アモキサンは、1963 年、スイスの J. Schmutz により合成され、アメリカン・サイアナミッド社のレダリー研究所において開発された抗コリン作用の少ない強力な抗うつ剤といわれています。日本においては、米国レダリー研究所の実験データをもとに、1970 年より前臨床試験が開始されました。1981年アモキサンの名前で販売が開始されます。その後、ワイス、ファイザーと製造販売メーカーは変わりますが、カプセルに刻印された「LL」のマークが「Lederle Labo.(レダリー研究所)の面影を残しています。


海外ではアモキサピンの評価はそれほど高くはありません。これはアモキサピンがD2阻害作用をもっており、海外での常用量(200mg~600mg)では錐体外路症状が発現しやすくなるためです。日本における古典的抗精神病薬としての位置づけでしかありません。

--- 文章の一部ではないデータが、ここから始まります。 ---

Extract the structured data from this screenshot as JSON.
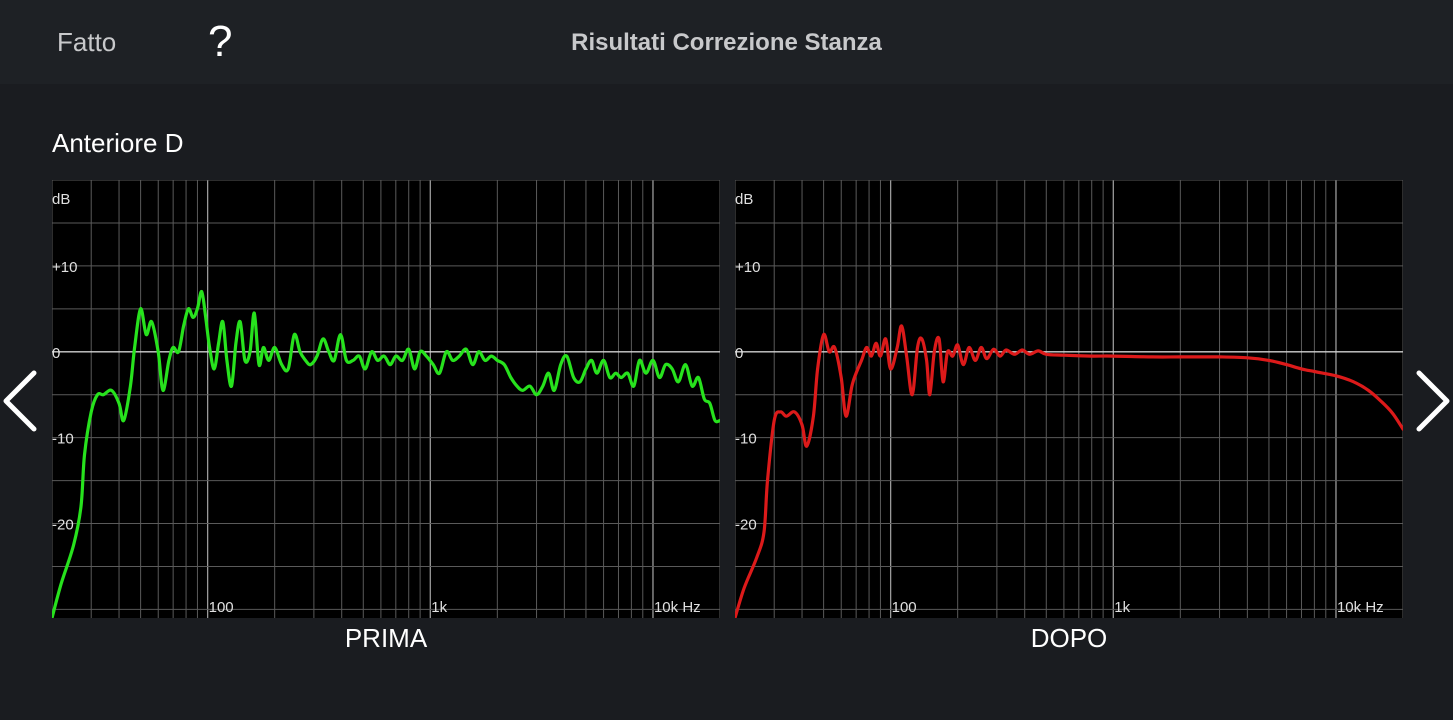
{
  "header": {
    "done_label": "Fatto",
    "help_label": "?",
    "title": "Risultati Correzione Stanza"
  },
  "channel": {
    "name": "Anteriore D"
  },
  "nav": {
    "prev_icon": "chevron-left-icon",
    "next_icon": "chevron-right-icon"
  },
  "chart_data": [
    {
      "type": "line",
      "name": "before",
      "caption": "PRIMA",
      "color": "#27e21d",
      "ylabel": "dB",
      "xlabel_unit": "Hz",
      "y_ticks": [
        {
          "value": 10,
          "label": "+10"
        },
        {
          "value": 0,
          "label": "0"
        },
        {
          "value": -10,
          "label": "-10"
        },
        {
          "value": -20,
          "label": "-20"
        }
      ],
      "x_ticks": [
        {
          "value": 100,
          "label": "100"
        },
        {
          "value": 1000,
          "label": "1k"
        },
        {
          "value": 10000,
          "label": "10k Hz"
        }
      ],
      "xlim": [
        20,
        20000
      ],
      "ylim": [
        -31,
        20
      ],
      "x_scale": "log",
      "grid": true,
      "points": [
        [
          20,
          -31
        ],
        [
          22,
          -27
        ],
        [
          25,
          -22.5
        ],
        [
          27,
          -18
        ],
        [
          28,
          -12
        ],
        [
          30,
          -7
        ],
        [
          32,
          -5
        ],
        [
          34,
          -5
        ],
        [
          37,
          -4.5
        ],
        [
          40,
          -6
        ],
        [
          42,
          -8
        ],
        [
          45,
          -4
        ],
        [
          47,
          0.5
        ],
        [
          50,
          5
        ],
        [
          53,
          2
        ],
        [
          56,
          3.5
        ],
        [
          60,
          0
        ],
        [
          63,
          -4.5
        ],
        [
          67,
          -1
        ],
        [
          70,
          0.5
        ],
        [
          74,
          0
        ],
        [
          78,
          3
        ],
        [
          82,
          5
        ],
        [
          86,
          4
        ],
        [
          90,
          5
        ],
        [
          94,
          7
        ],
        [
          98,
          4
        ],
        [
          102,
          0.5
        ],
        [
          107,
          -2
        ],
        [
          112,
          1
        ],
        [
          117,
          3.5
        ],
        [
          122,
          -1
        ],
        [
          128,
          -4
        ],
        [
          134,
          1
        ],
        [
          140,
          3.5
        ],
        [
          147,
          -1
        ],
        [
          155,
          0
        ],
        [
          162,
          4.5
        ],
        [
          170,
          -1.5
        ],
        [
          178,
          0.5
        ],
        [
          188,
          -1
        ],
        [
          200,
          0.5
        ],
        [
          215,
          -1.5
        ],
        [
          230,
          -2
        ],
        [
          245,
          2
        ],
        [
          260,
          0
        ],
        [
          275,
          -1
        ],
        [
          290,
          -1.5
        ],
        [
          310,
          -0.5
        ],
        [
          330,
          1.5
        ],
        [
          350,
          0
        ],
        [
          370,
          -1
        ],
        [
          395,
          2
        ],
        [
          420,
          -1
        ],
        [
          450,
          -1
        ],
        [
          480,
          -0.5
        ],
        [
          510,
          -2
        ],
        [
          545,
          0
        ],
        [
          580,
          -1
        ],
        [
          620,
          -0.5
        ],
        [
          660,
          -1.5
        ],
        [
          700,
          -0.5
        ],
        [
          750,
          -1
        ],
        [
          800,
          0.3
        ],
        [
          850,
          -2
        ],
        [
          900,
          0
        ],
        [
          960,
          -0.5
        ],
        [
          1030,
          -1.5
        ],
        [
          1100,
          -2.5
        ],
        [
          1180,
          0
        ],
        [
          1260,
          -1
        ],
        [
          1350,
          -0.5
        ],
        [
          1450,
          0.3
        ],
        [
          1550,
          -1.5
        ],
        [
          1650,
          0
        ],
        [
          1760,
          -1
        ],
        [
          1880,
          -0.5
        ],
        [
          2000,
          -1
        ],
        [
          2150,
          -1.5
        ],
        [
          2300,
          -3
        ],
        [
          2450,
          -4
        ],
        [
          2600,
          -4.5
        ],
        [
          2800,
          -4
        ],
        [
          3000,
          -5
        ],
        [
          3200,
          -4
        ],
        [
          3400,
          -2.5
        ],
        [
          3600,
          -4.5
        ],
        [
          3850,
          -1.5
        ],
        [
          4100,
          -0.5
        ],
        [
          4400,
          -3
        ],
        [
          4700,
          -3.5
        ],
        [
          5000,
          -2
        ],
        [
          5300,
          -1
        ],
        [
          5600,
          -2.5
        ],
        [
          6000,
          -1
        ],
        [
          6400,
          -3
        ],
        [
          6800,
          -2.5
        ],
        [
          7200,
          -3
        ],
        [
          7700,
          -2.5
        ],
        [
          8200,
          -4
        ],
        [
          8700,
          -1
        ],
        [
          9300,
          -2.5
        ],
        [
          10000,
          -1
        ],
        [
          10700,
          -3
        ],
        [
          11400,
          -1.5
        ],
        [
          12200,
          -2
        ],
        [
          13000,
          -3.5
        ],
        [
          14000,
          -1.5
        ],
        [
          15000,
          -4
        ],
        [
          16000,
          -3
        ],
        [
          17000,
          -5.5
        ],
        [
          18000,
          -6
        ],
        [
          19000,
          -8
        ],
        [
          20000,
          -8
        ]
      ]
    },
    {
      "type": "line",
      "name": "after",
      "caption": "DOPO",
      "color": "#dc1a1a",
      "ylabel": "dB",
      "xlabel_unit": "Hz",
      "y_ticks": [
        {
          "value": 10,
          "label": "+10"
        },
        {
          "value": 0,
          "label": "0"
        },
        {
          "value": -10,
          "label": "-10"
        },
        {
          "value": -20,
          "label": "-20"
        }
      ],
      "x_ticks": [
        {
          "value": 100,
          "label": "100"
        },
        {
          "value": 1000,
          "label": "1k"
        },
        {
          "value": 10000,
          "label": "10k Hz"
        }
      ],
      "xlim": [
        20,
        20000
      ],
      "ylim": [
        -31,
        20
      ],
      "x_scale": "log",
      "grid": true,
      "points": [
        [
          20,
          -31
        ],
        [
          22,
          -27.5
        ],
        [
          25,
          -24
        ],
        [
          27,
          -21
        ],
        [
          28,
          -15
        ],
        [
          30,
          -8
        ],
        [
          32,
          -7
        ],
        [
          34,
          -7.5
        ],
        [
          37,
          -7
        ],
        [
          40,
          -8.5
        ],
        [
          42,
          -11
        ],
        [
          45,
          -7.5
        ],
        [
          47,
          -2
        ],
        [
          50,
          2
        ],
        [
          53,
          0
        ],
        [
          56,
          0.5
        ],
        [
          60,
          -3
        ],
        [
          63,
          -7.5
        ],
        [
          67,
          -4
        ],
        [
          70,
          -2.5
        ],
        [
          74,
          -1
        ],
        [
          78,
          0.5
        ],
        [
          82,
          -0.5
        ],
        [
          86,
          1
        ],
        [
          90,
          -0.5
        ],
        [
          95,
          1.5
        ],
        [
          100,
          -2
        ],
        [
          107,
          0.5
        ],
        [
          112,
          3
        ],
        [
          118,
          -0.5
        ],
        [
          125,
          -5
        ],
        [
          132,
          0.5
        ],
        [
          138,
          1.5
        ],
        [
          145,
          -1
        ],
        [
          150,
          -5
        ],
        [
          157,
          0
        ],
        [
          165,
          1.5
        ],
        [
          172,
          -3.5
        ],
        [
          180,
          0
        ],
        [
          190,
          -0.5
        ],
        [
          200,
          0.8
        ],
        [
          212,
          -1.5
        ],
        [
          225,
          0.5
        ],
        [
          240,
          -1
        ],
        [
          255,
          0.5
        ],
        [
          270,
          -0.8
        ],
        [
          290,
          0.3
        ],
        [
          310,
          -0.5
        ],
        [
          330,
          0.2
        ],
        [
          360,
          -0.3
        ],
        [
          390,
          0.2
        ],
        [
          420,
          -0.3
        ],
        [
          460,
          0.1
        ],
        [
          500,
          -0.3
        ],
        [
          600,
          -0.4
        ],
        [
          800,
          -0.5
        ],
        [
          1000,
          -0.5
        ],
        [
          1500,
          -0.6
        ],
        [
          2000,
          -0.6
        ],
        [
          3000,
          -0.6
        ],
        [
          4000,
          -0.7
        ],
        [
          5000,
          -1
        ],
        [
          6000,
          -1.5
        ],
        [
          7000,
          -2
        ],
        [
          8000,
          -2.3
        ],
        [
          10000,
          -2.8
        ],
        [
          12000,
          -3.5
        ],
        [
          14000,
          -4.5
        ],
        [
          16000,
          -5.8
        ],
        [
          18000,
          -7.2
        ],
        [
          20000,
          -9
        ]
      ]
    }
  ]
}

一方、日本では低用量使用が主体のためD2阻害作用よりも5-HT2A阻害作用が強く現れ、SNRIとしてのトランスポーター阻害作用との相乗効果で強力な賦活作用を発揮します。


アモキサンの代わりにどうするか

アモキサン(アモキサピン)の薬理的作用は
ノルアドレナリン、セロトニンの取り込みを阻害する作用、
そしてドーパミンD2受容体阻害作用と5-HT2A遮断作用を持ちます。

⇒メインのノルアドレナリン、セロトニンの取り込みを阻害する作用を
SNRIに担わせて
ドパミン遮断作用を少量の抗精神病薬で調整するという考えが
理論的には成り立ちます。


SNRI=デュロキセチンに、
以下のいずれかを加える。

・エビリファイ

・オランザピン

・ラツーダ


症状により患者個別に違うと思うので手探りでいくしかないと思います。